A capacitance detection circuit 10 shown in FIG. 1 conventionally exists as a detection circuit of a capacitive sensor of which electrostatic capacitance (hereinafter, referred to simply as “capacitance”) changes corresponding to a variance in physical quantity.
This capacitance detection circuit 10 is a circuit that outputs a voltage signal corresponding to capacitance of a capacitive sensor Cs and is constructed of: the capacitive sensor Cs; an input protection circuit 11; a resistor Rh; a buffer amplifier 12; a signal wire 13 that connects the capacitive sensor Cs and the buffer amplifier 12; and the like. (Refer to, for example, Laid-open Japanese patent application No. 5-335493 as an input protection circuit.)
Voltage Vb is applied to an electrode of the capacitive sensor Cs and other electrode is connected to an input terminal of the buffer amplifier 12 via the signal wire 13. The input protection circuit 11 is a circuit that clamps high voltage, such as the voltage caused by static electricity accumulated in the signal wire 13, and is composed of diodes Dp and Dm connected between the signal wire 13 and positive power supply (+Vdd) and negative power supply (−Vdd).
The conventional capacitance detection circuit 10 operates as follows.
Now, suppose that parasitic capacitance (stray capacitance) of the signal wire 13 is Ci, and input voltage Vin of the buffer amplifier 12 is divided voltage of voltage Vb applied to the capacitive sensor Cs and determined by the capacitive sensor Cs and the parasitic capacitance Ci.Vin=Vb·(1/jωCi)/(1/jωCs+1/jωCi)
By the way, the voltage gain of the buffer amplifier 12 being 1,
Vout=Vin holds.
Therefore, when Vin is deleted in the above two equations, output voltage Vout is:Vout=Vb·Cs/(Cs+Ci)
Here, suppose that capacitance of the capacitive sensor Cs is represented by adding a capacitance component that depends on a variance in physical quantity (variant capacitance ΔC) and a capacitance component that does not depend on a variance in physical quantity (reference capacitance Cd), in other words, suppose that it is represented byCs=Cd+ΔC The above-mentioned output voltage Vout is:Vout=Vb·(Cd+ΔC)/(Cd+ΔC+Ci)
Here, when Vb is DC voltage, only AC component Vo of the output voltage Vout corresponding to a variance in physical quantity is a final signal.
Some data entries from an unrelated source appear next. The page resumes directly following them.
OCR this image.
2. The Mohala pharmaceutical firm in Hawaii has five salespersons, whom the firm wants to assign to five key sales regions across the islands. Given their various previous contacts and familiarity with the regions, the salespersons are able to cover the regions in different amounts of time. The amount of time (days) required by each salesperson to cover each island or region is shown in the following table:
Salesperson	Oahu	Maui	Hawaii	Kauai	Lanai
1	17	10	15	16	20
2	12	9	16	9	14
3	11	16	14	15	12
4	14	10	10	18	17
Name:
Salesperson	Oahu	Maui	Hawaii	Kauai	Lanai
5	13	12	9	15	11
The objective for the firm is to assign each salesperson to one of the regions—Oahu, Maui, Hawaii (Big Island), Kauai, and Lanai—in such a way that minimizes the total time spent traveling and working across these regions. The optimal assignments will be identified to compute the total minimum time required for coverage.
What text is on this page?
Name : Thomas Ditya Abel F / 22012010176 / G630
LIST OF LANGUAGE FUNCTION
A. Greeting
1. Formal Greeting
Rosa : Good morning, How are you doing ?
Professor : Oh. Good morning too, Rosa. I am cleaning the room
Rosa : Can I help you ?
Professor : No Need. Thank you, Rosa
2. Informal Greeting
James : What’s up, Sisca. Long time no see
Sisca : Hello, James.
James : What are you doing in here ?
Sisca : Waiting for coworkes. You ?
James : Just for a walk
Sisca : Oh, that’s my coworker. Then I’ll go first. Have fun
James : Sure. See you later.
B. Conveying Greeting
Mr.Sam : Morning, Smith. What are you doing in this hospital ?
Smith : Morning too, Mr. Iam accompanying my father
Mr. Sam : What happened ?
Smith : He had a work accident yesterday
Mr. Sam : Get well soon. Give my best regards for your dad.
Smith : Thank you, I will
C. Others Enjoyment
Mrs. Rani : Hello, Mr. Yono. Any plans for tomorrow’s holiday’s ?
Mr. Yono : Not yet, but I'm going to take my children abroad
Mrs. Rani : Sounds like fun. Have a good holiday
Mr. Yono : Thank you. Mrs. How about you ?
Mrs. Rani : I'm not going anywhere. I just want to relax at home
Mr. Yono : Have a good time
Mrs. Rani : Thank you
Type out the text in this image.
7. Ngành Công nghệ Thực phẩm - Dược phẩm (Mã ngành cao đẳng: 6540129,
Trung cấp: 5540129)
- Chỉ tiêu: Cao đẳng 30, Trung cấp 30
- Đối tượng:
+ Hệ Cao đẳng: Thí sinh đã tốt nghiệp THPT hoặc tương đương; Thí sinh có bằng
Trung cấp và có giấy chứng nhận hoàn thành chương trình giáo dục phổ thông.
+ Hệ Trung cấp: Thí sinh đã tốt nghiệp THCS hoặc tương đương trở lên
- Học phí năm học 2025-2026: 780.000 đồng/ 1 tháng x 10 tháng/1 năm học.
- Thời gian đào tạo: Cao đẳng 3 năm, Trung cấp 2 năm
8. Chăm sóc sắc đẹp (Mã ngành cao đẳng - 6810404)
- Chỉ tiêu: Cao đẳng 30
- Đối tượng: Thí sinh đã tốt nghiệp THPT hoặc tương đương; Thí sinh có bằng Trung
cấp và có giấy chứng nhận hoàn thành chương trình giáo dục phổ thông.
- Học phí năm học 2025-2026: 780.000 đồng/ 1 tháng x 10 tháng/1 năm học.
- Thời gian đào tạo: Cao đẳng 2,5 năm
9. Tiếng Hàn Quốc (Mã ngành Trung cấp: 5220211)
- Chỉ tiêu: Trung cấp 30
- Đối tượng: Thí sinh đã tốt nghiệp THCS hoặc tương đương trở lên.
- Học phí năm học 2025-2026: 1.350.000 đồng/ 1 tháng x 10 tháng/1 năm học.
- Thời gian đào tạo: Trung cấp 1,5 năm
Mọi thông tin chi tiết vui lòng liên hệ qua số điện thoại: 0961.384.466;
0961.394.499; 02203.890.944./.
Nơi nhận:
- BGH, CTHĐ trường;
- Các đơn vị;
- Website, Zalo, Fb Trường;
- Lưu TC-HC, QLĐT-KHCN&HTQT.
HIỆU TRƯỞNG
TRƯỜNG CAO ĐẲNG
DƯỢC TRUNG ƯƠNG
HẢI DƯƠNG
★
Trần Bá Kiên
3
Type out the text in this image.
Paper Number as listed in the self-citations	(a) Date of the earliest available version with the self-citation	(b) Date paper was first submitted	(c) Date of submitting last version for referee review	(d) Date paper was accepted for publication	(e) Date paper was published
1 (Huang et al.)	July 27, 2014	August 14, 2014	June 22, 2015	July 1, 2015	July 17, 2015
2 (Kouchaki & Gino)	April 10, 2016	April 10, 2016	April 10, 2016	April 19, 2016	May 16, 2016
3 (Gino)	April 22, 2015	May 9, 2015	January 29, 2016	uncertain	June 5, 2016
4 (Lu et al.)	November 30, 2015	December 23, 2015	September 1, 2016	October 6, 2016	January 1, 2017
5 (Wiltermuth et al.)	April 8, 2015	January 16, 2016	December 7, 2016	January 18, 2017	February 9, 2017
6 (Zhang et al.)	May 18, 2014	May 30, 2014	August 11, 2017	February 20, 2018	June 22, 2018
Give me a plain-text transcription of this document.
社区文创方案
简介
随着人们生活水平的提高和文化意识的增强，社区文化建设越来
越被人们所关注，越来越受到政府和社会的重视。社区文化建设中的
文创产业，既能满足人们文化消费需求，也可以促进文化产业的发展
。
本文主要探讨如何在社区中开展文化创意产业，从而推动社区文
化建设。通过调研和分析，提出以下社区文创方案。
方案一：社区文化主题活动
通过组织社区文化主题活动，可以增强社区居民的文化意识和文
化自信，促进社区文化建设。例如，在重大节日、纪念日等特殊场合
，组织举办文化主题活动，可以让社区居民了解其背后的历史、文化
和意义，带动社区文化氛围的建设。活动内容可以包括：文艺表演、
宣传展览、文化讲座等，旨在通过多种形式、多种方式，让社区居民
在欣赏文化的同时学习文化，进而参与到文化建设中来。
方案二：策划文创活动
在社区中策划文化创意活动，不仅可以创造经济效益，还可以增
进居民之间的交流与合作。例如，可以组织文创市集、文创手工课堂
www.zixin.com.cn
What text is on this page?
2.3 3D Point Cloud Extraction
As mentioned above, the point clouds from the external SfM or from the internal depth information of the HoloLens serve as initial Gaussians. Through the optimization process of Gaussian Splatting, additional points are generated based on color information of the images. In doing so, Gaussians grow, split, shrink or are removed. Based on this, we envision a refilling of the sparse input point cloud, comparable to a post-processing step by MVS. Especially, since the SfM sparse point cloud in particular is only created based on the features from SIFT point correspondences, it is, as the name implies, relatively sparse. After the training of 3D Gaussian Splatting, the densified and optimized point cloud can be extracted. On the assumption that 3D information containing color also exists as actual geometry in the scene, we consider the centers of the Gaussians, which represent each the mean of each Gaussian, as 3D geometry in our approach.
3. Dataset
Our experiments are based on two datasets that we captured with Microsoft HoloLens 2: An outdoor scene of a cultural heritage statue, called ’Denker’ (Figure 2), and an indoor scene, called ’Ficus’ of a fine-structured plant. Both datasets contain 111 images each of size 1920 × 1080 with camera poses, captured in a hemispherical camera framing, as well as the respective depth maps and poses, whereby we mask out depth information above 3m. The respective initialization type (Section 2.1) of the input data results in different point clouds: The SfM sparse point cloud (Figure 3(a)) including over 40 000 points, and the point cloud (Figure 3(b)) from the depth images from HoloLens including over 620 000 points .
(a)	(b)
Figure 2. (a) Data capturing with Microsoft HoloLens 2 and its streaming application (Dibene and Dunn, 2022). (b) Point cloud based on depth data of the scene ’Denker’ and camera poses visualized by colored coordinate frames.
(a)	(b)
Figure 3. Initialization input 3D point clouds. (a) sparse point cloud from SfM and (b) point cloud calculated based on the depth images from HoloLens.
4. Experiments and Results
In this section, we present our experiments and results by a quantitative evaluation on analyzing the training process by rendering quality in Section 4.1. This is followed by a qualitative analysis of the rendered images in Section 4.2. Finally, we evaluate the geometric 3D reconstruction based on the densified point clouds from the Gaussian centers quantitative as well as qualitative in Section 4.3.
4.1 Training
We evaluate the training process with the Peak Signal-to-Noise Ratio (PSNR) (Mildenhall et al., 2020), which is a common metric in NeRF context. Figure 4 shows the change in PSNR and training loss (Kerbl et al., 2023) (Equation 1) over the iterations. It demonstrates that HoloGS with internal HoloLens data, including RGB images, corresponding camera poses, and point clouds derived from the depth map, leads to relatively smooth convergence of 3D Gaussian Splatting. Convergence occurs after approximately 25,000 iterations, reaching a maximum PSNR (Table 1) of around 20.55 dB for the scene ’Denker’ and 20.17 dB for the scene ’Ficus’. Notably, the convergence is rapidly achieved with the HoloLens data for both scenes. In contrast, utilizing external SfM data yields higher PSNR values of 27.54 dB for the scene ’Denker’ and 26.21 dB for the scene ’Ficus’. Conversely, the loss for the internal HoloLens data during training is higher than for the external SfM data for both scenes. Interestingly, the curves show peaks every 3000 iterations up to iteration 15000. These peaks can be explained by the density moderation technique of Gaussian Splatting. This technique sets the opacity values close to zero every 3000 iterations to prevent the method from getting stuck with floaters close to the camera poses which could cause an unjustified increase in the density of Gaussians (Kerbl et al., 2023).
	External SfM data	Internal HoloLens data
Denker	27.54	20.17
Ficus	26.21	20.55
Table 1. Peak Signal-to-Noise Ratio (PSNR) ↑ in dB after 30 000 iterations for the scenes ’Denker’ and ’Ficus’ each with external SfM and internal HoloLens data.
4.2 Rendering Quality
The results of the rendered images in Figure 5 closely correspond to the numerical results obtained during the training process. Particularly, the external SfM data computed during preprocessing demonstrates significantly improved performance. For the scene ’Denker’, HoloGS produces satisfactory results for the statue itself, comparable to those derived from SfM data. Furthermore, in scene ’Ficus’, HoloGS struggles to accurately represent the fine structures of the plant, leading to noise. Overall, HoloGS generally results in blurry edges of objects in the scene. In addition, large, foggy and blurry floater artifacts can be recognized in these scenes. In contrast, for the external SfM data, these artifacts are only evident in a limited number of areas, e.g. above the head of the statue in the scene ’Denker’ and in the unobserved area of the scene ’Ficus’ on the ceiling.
Therefore, the AC component Vo is:Vo=Vb·ΔC/(Cd+ΔC+Ci)  (Equation 1)
(Here, it is possible to state that Vo is component that depends on a temporal variance in physical quantity, “for example, ΔC”.)
As is apparent from the above Equation 1, to improve sensitivity of the capacitance detection circuit like this, it is preferable to diminish or null the parasitic capacitance Ci because ΔC, Cd and Vb are constant.
It is not easy, however, to diminish the parasitic capacitance Ci.
FIG. 2 is an equivalent circuit diagram when the capacitance detection circuit 10 shown in FIG. 1 operates normally (when diodes Dp and Dm are reversely biased.) Here, capacitance of diode Dp and capacitance of diode Dm (depletion layer capacitance when being reversely biased) are illustrated as capacitors Cdp and Cdm, respectively and input capacitance of the buffer amplifier 12 is illustrated as a capacitor Cg. The parasitic capacitance Ci is a total value of capacitance of these capacitors, Cdp, Cdm and Cg:Ci =Cdp+Cdm+Cg All of them, however, are parasitic capacitance produced by an essential circuit including the diode Dp, the diode Din, and the buffer amplifier 12.
Here, if it is possible to form the whole capacitance detection circuit 10 with a one-chip IC, it is possible to reduce the parasitic capacitance Ci substantially without providing the input protection circuit 11. However, when it is necessary to produce a product by assembling two or more kinds of parts or to implement a capacitive sensor Cs and a detection circuit at positions far apart or the like, it is inevitable to implement a capacitance detection circuit with a structure in which the capacitive sensor Cs and the detection circuit are separated. It is, therefore, unavoidable to provide the input protection circuit 11 in the input stage of the buffer amplifier 12. Consequently, parasitic capacitance caused by the input protection circuit 11 is added and there is a problem that the sensitivity of the capacitance detection circuit deteriorates.